An aligned team is a high-performing team. Here are four goals to strive for:
1. Every team member knows the top strategic goals of the organization:
You have communicated your vision clearly and often enough so that your team members’ top three personal goals are directly aligned with the organization’s strategy. This will help the team focus and give them tools to prioritize projects and tasks. The inability to prioritize can lead to overwhelm and a lack of role clarity. Andre Lavoie talks more about it here.
2. Disagree and then form one voice:
Topics can be discussed and argued behind closed doors. Strong teams must be able to actively disagree to know where everyone stands. Ultimately, the team must commit whether or not they agree.
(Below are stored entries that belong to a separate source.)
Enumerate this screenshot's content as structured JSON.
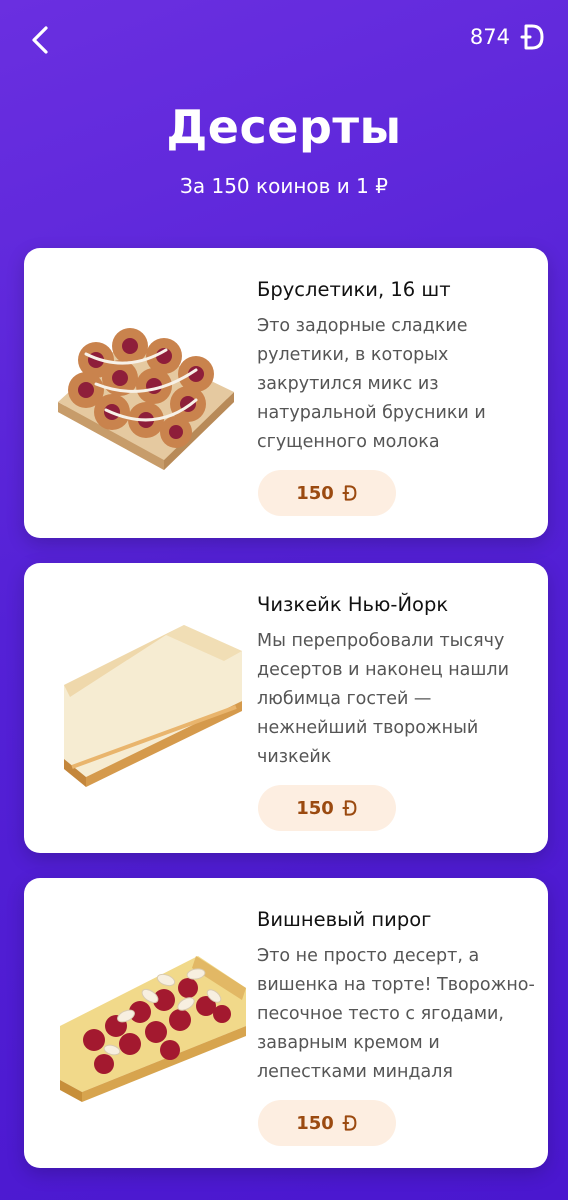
{
  "header": {
    "balance": "874"
  },
  "hero": {
    "title": "Десерты",
    "subtitle": "За 150 коинов и 1 ₽"
  },
  "colors": {
    "accent": "#5421d6",
    "price_bg": "#fdeee1",
    "price_text": "#9b4a10"
  },
  "items": [
    {
      "title": "Бруслетики, 16 шт",
      "description": "Это задорные сладкие рулетики, в которых закрутился микс из натуральной брусники и сгущенного молока",
      "price": "150",
      "icon": "coin-icon"
    },
    {
      "title": "Чизкейк Нью-Йорк",
      "description": "Мы перепробовали тысячу десертов и наконец нашли любимца гостей — нежнейший творожный чизкейк",
      "price": "150",
      "icon": "coin-icon"
    },
    {
      "title": "Вишневый пирог",
      "description": "Это не просто десерт, а вишенка на торте! Творожно-песочное тесто с ягодами, заварным кремом и лепестками миндаля",
      "price": "150",
      "icon": "coin-icon"
    }
  ]
}
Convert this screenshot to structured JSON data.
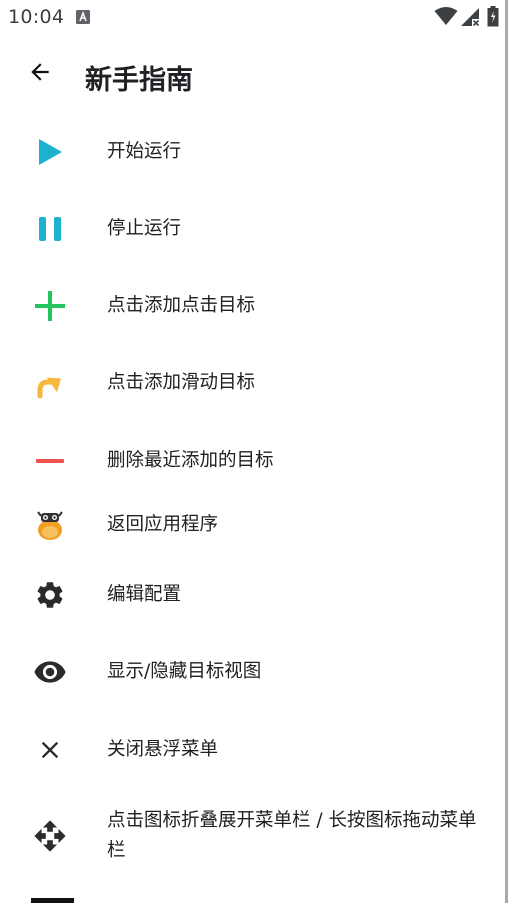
{
  "status_bar": {
    "time": "10:04",
    "notification_icon": "font-a-icon",
    "wifi_icon": "wifi-icon",
    "signal_icon": "signal-no-data-icon",
    "battery_icon": "battery-icon"
  },
  "header": {
    "back_icon": "arrow-back-icon",
    "title": "新手指南"
  },
  "guide_items": [
    {
      "label": "开始运行",
      "icon": "play-icon",
      "color": "#1ab2cf"
    },
    {
      "label": "停止运行",
      "icon": "pause-icon",
      "color": "#1ab2cf"
    },
    {
      "label": "点击添加点击目标",
      "icon": "plus-icon",
      "color": "#22c55e"
    },
    {
      "label": "点击添加滑动目标",
      "icon": "swipe-arrow-icon",
      "color": "#f6b73c"
    },
    {
      "label": "删除最近添加的目标",
      "icon": "minus-icon",
      "color": "#ef5350"
    },
    {
      "label": "返回应用程序",
      "icon": "app-mascot-icon",
      "color": "#f0a020"
    },
    {
      "label": "编辑配置",
      "icon": "gear-icon",
      "color": "#2b2b2b"
    },
    {
      "label": "显示/隐藏目标视图",
      "icon": "eye-icon",
      "color": "#2b2b2b"
    },
    {
      "label": "关闭悬浮菜单",
      "icon": "close-icon",
      "color": "#2b2b2b"
    },
    {
      "label": "点击图标折叠展开菜单栏 / 长按图标拖动菜单栏",
      "icon": "move-icon",
      "color": "#2b2b2b"
    }
  ]
}
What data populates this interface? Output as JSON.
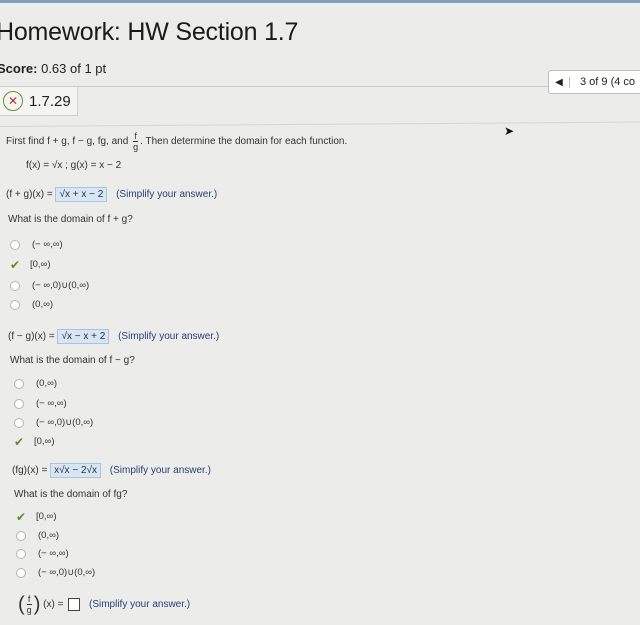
{
  "header": {
    "title": "Homework: HW Section 1.7",
    "score_label": "Score:",
    "score_value": "0.63 of 1 pt"
  },
  "nav": {
    "position": "3 of 9 (4 co"
  },
  "question": {
    "number": "1.7.29",
    "instruction_a": "First find f + g, f − g, fg, and",
    "frac_num": "f",
    "frac_den": "g",
    "instruction_b": ". Then determine the domain for each function.",
    "given": "f(x) = √x ; g(x) = x − 2"
  },
  "parts": {
    "sum": {
      "label": "(f + g)(x) =",
      "answer": "√x + x − 2",
      "hint": "(Simplify your answer.)",
      "domain_q": "What is the domain of f + g?",
      "options": [
        "(− ∞,∞)",
        "[0,∞)",
        "(− ∞,0)∪(0,∞)",
        "(0,∞)"
      ]
    },
    "diff": {
      "label": "(f − g)(x) =",
      "answer": "√x − x + 2",
      "hint": "(Simplify your answer.)",
      "domain_q": "What is the domain of f − g?",
      "options": [
        "(0,∞)",
        "(− ∞,∞)",
        "(− ∞,0)∪(0,∞)",
        "[0,∞)"
      ]
    },
    "prod": {
      "label": "(fg)(x) =",
      "answer": "x√x − 2√x",
      "hint": "(Simplify your answer.)",
      "domain_q": "What is the domain of fg?",
      "options": [
        "[0,∞)",
        "(0,∞)",
        "(− ∞,∞)",
        "(− ∞,0)∪(0,∞)"
      ]
    },
    "quot": {
      "num": "f",
      "den": "g",
      "label": "(x) =",
      "hint": "(Simplify your answer.)"
    }
  }
}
A phrase I encourage my clients to use with their team is “Everyone will have their say, not necessarily their way.” This can be hard. We naturally personalize our ideas and solutions. Talk about it, toss it around, but once you are on the other side of the door you are committed to one voice.
3. Solutions accompany complaints:
Two benefits of being part of the senior team are confidentiality and access to a pool of knowledge. Occasionally, you may need to express frustration. Let your team know that’s what you are doing and then followup with proposed solutions. If you have none, dive into that pool of knowledge and ask others for ideas. Complaining can easily become an undesirable part of your culture.
4. Move conversations from your head to your mouth to eliminate assumptions:
We work so hard trying to figure out what people need, want or mean. “I didn’t want to ask Susan to take on this particular project. She has so much on her plate already.” Or “Susan knows what needs to be done she just doesn’t want to do it.” Let Susan answer for herself. We have conversations completely inside our own head, even coming to a solution, answer or reason, usually in search of missing information we could just ask for. If we can eliminate or at least pare down the number of assumptions we operate under, the entire organization will benefit. Stephanie Ward writes more about Why Assumptions are Bad for Business.
Remember, you are the culture keepers for the entire organization. Striving for these goals will help keep your team aligned, proactive, and engaged in building trust.